İhsan Eliaçık ile iftardan sonra, sahura doğru Pasaport’ta oturduk konuştuk. Sırf onu tanımak için izinli gününde çıkıp gelen genç meslektaşım Fırat (Başaran) ile birlikte kuraldan/protokolden uzak söyleştik. Batman’dan oruç ağzıyla gelmiş, yeryüzü sofrasında mütevazı yemeklerle iftar açmış, herkesle kucaklaşmış, her soruya cevap vermiş, onca sıcağa, onca yorgunluğa rağmen ‘of’ dememişti. Bize de demedi. Bir saate yakın kayıtsız, bir saate yakın da kayıtlı konuştu.

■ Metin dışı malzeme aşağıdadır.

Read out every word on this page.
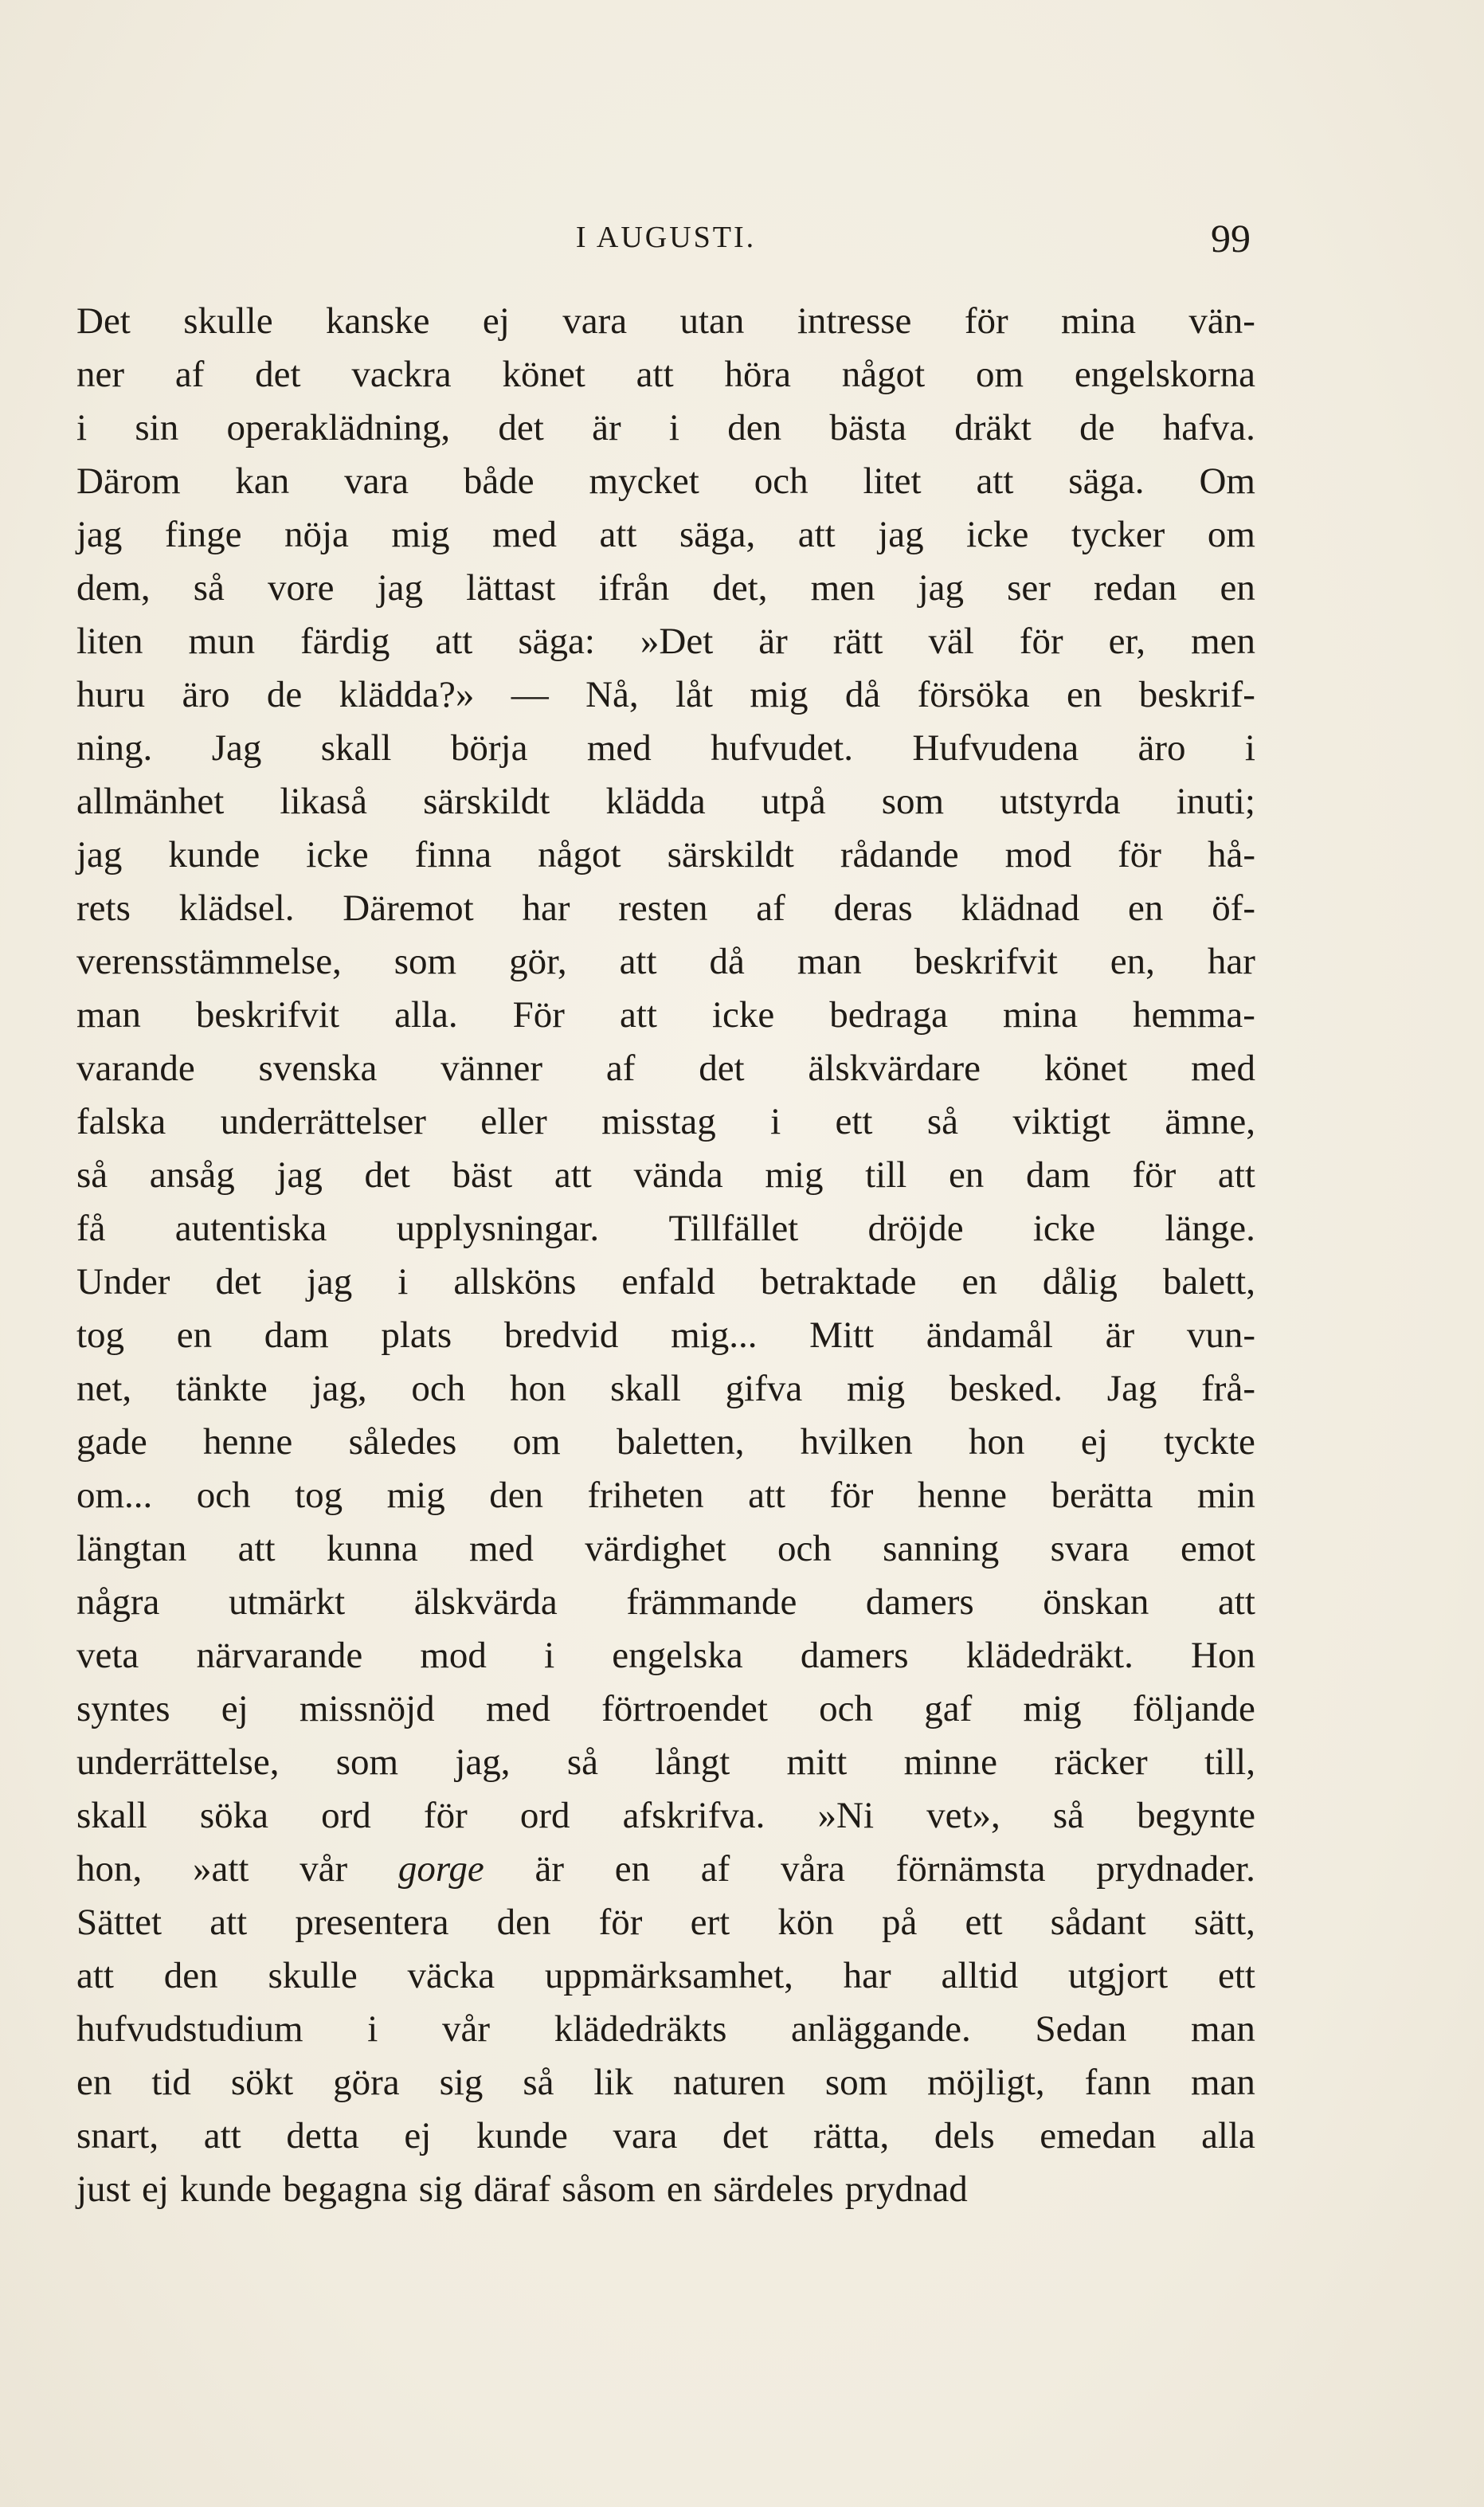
I AUGUSTI.	99
Det skulle kanske ej vara utan intresse för mina vän-
ner af det vackra könet att höra något om engelskorna
i sin operaklädning, det är i den bästa dräkt de hafva.
Därom kan vara både mycket och litet att säga. Om
jag finge nöja mig med att säga, att jag icke tycker om
dem, så vore jag lättast ifrån det, men jag ser redan en
liten mun färdig att säga: »Det är rätt väl för er, men
huru äro de klädda?» — Nå, låt mig då försöka en beskrif-
ning. Jag skall börja med hufvudet. Hufvudena äro i
allmänhet likaså särskildt klädda utpå som utstyrda inuti;
jag kunde icke finna något särskildt rådande mod för hå-
rets klädsel. Däremot har resten af deras klädnad en öf-
verensstämmelse, som gör, att då man beskrifvit en, har
man beskrifvit alla. För att icke bedraga mina hemma-
varande svenska vänner af det älskvärdare könet med
falska underrättelser eller misstag i ett så viktigt ämne,
så ansåg jag det bäst att vända mig till en dam för att
få autentiska upplysningar. Tillfället dröjde icke länge.
Under det jag i allsköns enfald betraktade en dålig balett,
tog en dam plats bredvid mig... Mitt ändamål är vun-
net, tänkte jag, och hon skall gifva mig besked. Jag frå-
gade henne således om baletten, hvilken hon ej tyckte
om... och tog mig den friheten att för henne berätta min
längtan att kunna med värdighet och sanning svara emot
några utmärkt älskvärda främmande damers önskan att
veta närvarande mod i engelska damers klädedräkt. Hon
syntes ej missnöjd med förtroendet och gaf mig följande
underrättelse, som jag, så långt mitt minne räcker till,
skall söka ord för ord afskrifva. »Ni vet», så begynte
hon, »att vår gorge är en af våra förnämsta prydnader.
Sättet att presentera den för ert kön på ett sådant sätt,
att den skulle väcka uppmärksamhet, har alltid utgjort ett
hufvudstudium i vår klädedräkts anläggande. Sedan man
en tid sökt göra sig så lik naturen som möjligt, fann man
snart, att detta ej kunde vara det rätta, dels emedan alla
just ej kunde begagna sig däraf såsom en särdeles prydnad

Antikapitalist Müslümanlar’ın öne çıkan ismi İhsan Eliaçık’ı gıyabında zaten sevmiştim. Tanıma fırsatı bulunca daha da sevdim. Bayramdan sonra yayınlanacak; güzel bir insanın tasviriyle “Hayattaki söz hakkını vicdandan, eşitlikten yana kullanan” İhsan Eliaçık röportajı, Ekşi Sözlük’ün ‘Allahlı Gomunist’i bakalım sizi nasıl etkileyecek?